- Adams in 1973, on the occasion of his retirement from Country Life
- Born: 3 June 1915
- Died: 23 February 2003 (aged 87)
- Alma mater: City of Oxford High School for Boys; Balliol College ;
- Occupation: Journalist, schoolmaster, ornithologist, writer, editor, teacher
- Employer: Country Life; Stonyhurst College; The Guardian; The Scotsman; Wellington College ;
- Position held: editor (1958–1973)
- Branch: Royal Air Force Volunteer Reserve

= John K. Adams =

John Kenneth Adams (1915-2003) was an English schoolmaster, journalist and ornithologist, who served as editor of Country Life from 1958 to 1973.

== Early life ==

Adams was born in Oxford on 3 June 1915, the son and only child of Mabel (née Jarvis) and Thomas John Adams.

He was educated at the single-sex City of Oxford School, and at Balliol College, Oxford.

== Career ==

Adams first worked as an assistant master at Stonyhurst College, before signing up with the Royal Air Force Volunteer Reserve in 1940, during World War II. He was invalided out in 1941, and became an assistant master at Wellington College until 1944.

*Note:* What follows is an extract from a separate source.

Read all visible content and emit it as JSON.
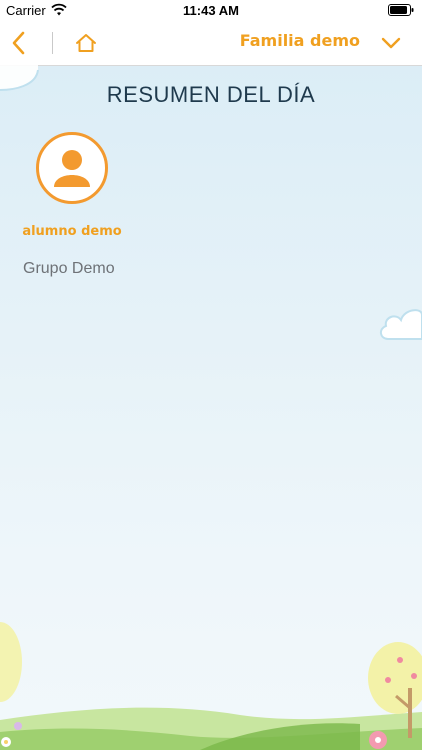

During that time, he began to work for The Guardian as a leader writer, although the position was never made permanent. He was then leader writer for The Scotsman until 1946, in which year he joined Country Life. He became assistant editor in 1952, deputy editor in 1956, editor in 1958 and editorial director in 1959, retiring in 1973.

He also wrote, as "J.K.A.", Country Diary columns for The Guardian, and ornithological articles for The Ibis, including an obituary for Wilfred Backhouse Alexander, also signed "J.K.A.".

He was a member of the Athenaeum Club, and of the British Ornithologists' Club , serving on their committee in 1973.

== Death and legacy ==

Adams died on 23 February 2003, his wife since 1944, Margaret (née Fortescue), having predeceased him in 2000. They had lived at West Dulwich, and had no children. An obituary was published in The Times, and he is listed in Who Was Who. A notice in The Ibis announced his death, and promised an obituary "in [a] future issue", but none seems to have been published.

His correspondence with C. P. Scott of The Guardian is archived at the University of Manchester.

In the 2020s, The Guardian re-ran some of his Country Diary columns.